We know (I hope) that I am not a costume. We may know it's "too soon" for, ahem, the Dead Kennedys, or 9/11 "joke" costumes, or disgusting would-be-but-not-actually commentaries on the volatile political climate of the day (are you bracing yourself for all the khakis, white shirts, and torches this year? or people dressed as toppled Confederate statues? because you need to). But we don't flinch at a ghost soldier from some bygone war, or the purely grotesque. Poe is literature, not cruelty ... and yet, the imagery in his stories is genuinely harrowing.

Oh my. That got long. And in a collection post, no less - one I started in hopes of lighthearted Hallowe'en fare. Oh, dear.

Hey, who still uses the apostrophe in Hallowe'en?

Ahem. And on we move ...

Maybe you need something to read. John Davis Frain always has splendid flash fiction on tap, and this Hallowe'en season is no exception. This is a guy well schooled in ways to die!

My online writing pal Colin Smith was recently published, and I failed to observe the occasion in a timely way, but I am so rarely timely it is to be hoped he'll consider "belated" (as we do in my family) only prologation of the celebration. It's a GREAT, creeping-atmospheric tale - not specific to Hallowe'en, but appropriate to it nonetheless.

Say the travel ideas I threw out above aren't on your menu - staying close to home this year? Well, then, how will you decorate? An AT-AT of your own (the caption on the headline photo here is worth the click all by itself)?

Or you could just find something that might be interesting and paint it black. Here is a little history of the color for inspiration. The click beyond this time? In fact is the article where I found this link - and well worth a look, for the history of the Little Black Dress. Above average research and depth for a fashion article.


Wednesday, October 18, 2017


Ooh - has *anyone* here been reading my blather long enough to remember mere exposure? Well, fair enough, to be honest, I'd forgotten the phrase myself, or at least failed to use it in a long time. Still, seeing it again in this look at remote work dynamics at The Atlantic brings to mind other ways mere exposure affects us. So often, "normalization" was a phrase we heard during the campaign (and since). What "normalization" is is mere exposure.

Also, what "fake news" is is propaganda.

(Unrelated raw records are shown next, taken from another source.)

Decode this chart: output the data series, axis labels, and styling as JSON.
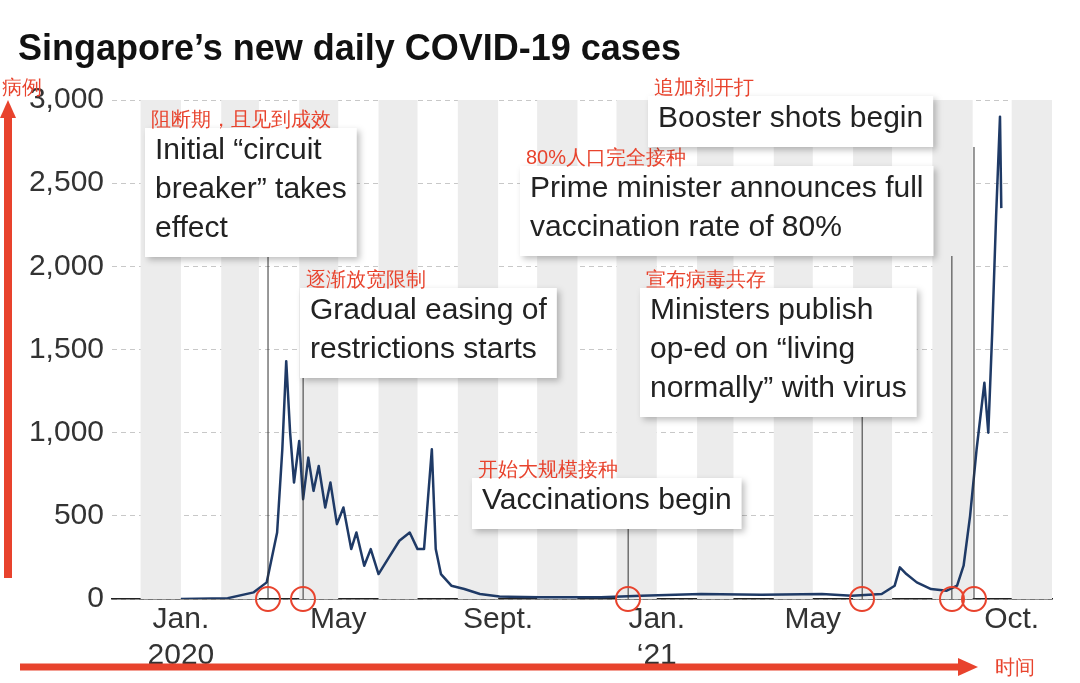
{
  "chart_data": {
    "type": "line",
    "title": "Singapore’s new daily COVID-19 cases",
    "xlabel": "时间",
    "ylabel": "病例",
    "xlim": [
      "2019-11-09",
      "2021-11-01"
    ],
    "xticks": [
      {
        "value": "2020-01-01",
        "label": "Jan.\n2020"
      },
      {
        "value": "2020-05-01",
        "label": "May"
      },
      {
        "value": "2020-09-01",
        "label": "Sept."
      },
      {
        "value": "2021-01-01",
        "label": "Jan.\n‘21"
      },
      {
        "value": "2021-05-01",
        "label": "May"
      },
      {
        "value": "2021-10-01",
        "label": "Oct."
      }
    ],
    "ylim": [
      0,
      3000
    ],
    "yticks": [
      0,
      500,
      {
        "value": 1000,
        "label": "1,000"
      },
      {
        "value": 1500,
        "label": "1,500"
      },
      {
        "value": 2000,
        "label": "2,000"
      },
      {
        "value": 2500,
        "label": "2,500"
      },
      {
        "value": 3000,
        "label": "3,000"
      }
    ],
    "grid": "y",
    "legend": false,
    "marker": "none",
    "line_style": "solid",
    "series": [
      {
        "color": "#1f3a66",
        "x": [
          "2020-01-01",
          "2020-02-06",
          "2020-02-26",
          "2020-03-07",
          "2020-03-15",
          "2020-03-19",
          "2020-03-22",
          "2020-03-25",
          "2020-03-28",
          "2020-04-01",
          "2020-04-04",
          "2020-04-08",
          "2020-04-12",
          "2020-04-16",
          "2020-04-21",
          "2020-04-25",
          "2020-04-30",
          "2020-05-05",
          "2020-05-11",
          "2020-05-15",
          "2020-05-21",
          "2020-05-26",
          "2020-06-01",
          "2020-06-09",
          "2020-06-17",
          "2020-06-25",
          "2020-07-01",
          "2020-07-06",
          "2020-07-09",
          "2020-07-12",
          "2020-07-15",
          "2020-07-19",
          "2020-07-27",
          "2020-08-06",
          "2020-08-18",
          "2020-09-02",
          "2020-10-03",
          "2020-11-19",
          "2020-12-20",
          "2021-02-04",
          "2021-03-22",
          "2021-05-08",
          "2021-05-31",
          "2021-06-23",
          "2021-07-03",
          "2021-07-07",
          "2021-07-12",
          "2021-07-20",
          "2021-07-31",
          "2021-08-12",
          "2021-08-20",
          "2021-08-25",
          "2021-08-30",
          "2021-09-04",
          "2021-09-10",
          "2021-09-13",
          "2021-09-16",
          "2021-09-19",
          "2021-09-22",
          "2021-09-23"
        ],
        "values": [
          0,
          5,
          40,
          100,
          400,
          900,
          1430,
          1000,
          700,
          950,
          600,
          850,
          650,
          800,
          550,
          700,
          450,
          550,
          300,
          400,
          200,
          300,
          150,
          250,
          350,
          400,
          300,
          300,
          600,
          900,
          300,
          150,
          80,
          60,
          30,
          15,
          10,
          10,
          20,
          30,
          25,
          30,
          20,
          30,
          80,
          190,
          150,
          100,
          60,
          50,
          80,
          200,
          500,
          900,
          1300,
          1000,
          1600,
          2300,
          2900,
          2350
        ]
      }
    ],
    "bands": [
      {
        "axis": "x",
        "from": "2019-12-01",
        "to": "2020-01-01",
        "color": "#ececec"
      },
      {
        "axis": "x",
        "from": "2020-02-01",
        "to": "2020-03-01",
        "color": "#ececec"
      },
      {
        "axis": "x",
        "from": "2020-04-01",
        "to": "2020-05-01",
        "color": "#ececec"
      },
      {
        "axis": "x",
        "from": "2020-06-01",
        "to": "2020-07-01",
        "color": "#ececec"
      },
      {
        "axis": "x",
        "from": "2020-08-01",
        "to": "2020-09-01",
        "color": "#ececec"
      },
      {
        "axis": "x",
        "from": "2020-10-01",
        "to": "2020-11-01",
        "color": "#ececec"
      },
      {
        "axis": "x",
        "from": "2020-12-01",
        "to": "2021-01-01",
        "color": "#ececec"
      },
      {
        "axis": "x",
        "from": "2021-02-01",
        "to": "2021-03-01",
        "color": "#ececec"
      },
      {
        "axis": "x",
        "from": "2021-04-01",
        "to": "2021-05-01",
        "color": "#ececec"
      },
      {
        "axis": "x",
        "from": "2021-06-01",
        "to": "2021-07-01",
        "color": "#ececec"
      },
      {
        "axis": "x",
        "from": "2021-08-01",
        "to": "2021-09-01",
        "color": "#ececec"
      },
      {
        "axis": "x",
        "from": "2021-10-01",
        "to": "2021-11-01",
        "color": "#ececec"
      }
    ],
    "ref_lines": [
      {
        "axis": "x",
        "value": "2020-03-08",
        "label": "Initial “circuit breaker” takes effect",
        "color": "#333333"
      },
      {
        "axis": "x",
        "value": "2020-04-04",
        "label": "Gradual easing of restrictions starts",
        "color": "#333333"
      },
      {
        "axis": "x",
        "value": "2020-12-10",
        "label": "Vaccinations begin",
        "color": "#333333"
      },
      {
        "axis": "x",
        "value": "2021-06-08",
        "label": "Ministers publish op-ed on “living normally” with virus",
        "color": "#333333"
      },
      {
        "axis": "x",
        "value": "2021-08-16",
        "label": "Prime minister announces full vaccination rate of 80%",
        "color": "#333333"
      },
      {
        "axis": "x",
        "value": "2021-09-02",
        "label": "Booster shots begin",
        "color": "#333333"
      }
    ],
    "annotations": [
      "阻断期，且见到成效",
      "逐渐放宽限制",
      "开始大规模接种",
      "宣布病毒共存",
      "80%人口完全接种",
      "追加剂开打"
    ]
  }
}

I'm all for allowing the evolution of language, but this is not evolution, it is distortion and misdirection. As well as stupid. It is one glossing-over too far, at a time when misdirection is literally dangerous, and terrifyingly successful.

Anyway, I know someone who's heavy into the Agile model (mmmm - scrummy!), so - neato. Now go make with the clicky above.

Awrighty then, in other news (or not) ...

In my entire life, I have never been excited about the choice of a presidential portraitist, but the upcoming work from Kehinde Wiley has me all but squeeing. The first time I ever heard of Mr. Wiley was on a museum legend at Virginia Museum of Fine Arts, next to one of his portraits. I was GOBSMACKED, and fell in love with everything about the painting, not least simply its appearance. It is glorious, and beautiful, and what it has to say is poetry and joy. Cannot. Wait. to see this new work.

Interestingly, there was a "declined to comment" in regard to whether the woman artist painting Mrs. Obama will be paid equally to Mr. Wiley, to which I say "sigh" - but it is so predictable that there would be inequity that the unspoken answer is exactly no surprise. Double consciousness.

The Washington Post has one of the most uplifting things I have read in a long time. It's not a new article, in fact it dates back just a hair more than one year. But it's in-depth reporting on a redemptive tale that is splendidly worth reading. On the heir of Stormfront .. and how he renounced "white nationalism" - not just as an ism, but even as a phrase. Perhaps even better than that simple headline: the way this came about is wonderful to read.

Viking-Arabic textile design? I'm skeptical. But The Atlantic raises enters the dialogue of medievalism, racism, and today's socio-political climate - I am thinking of you, Jeff Sypeck!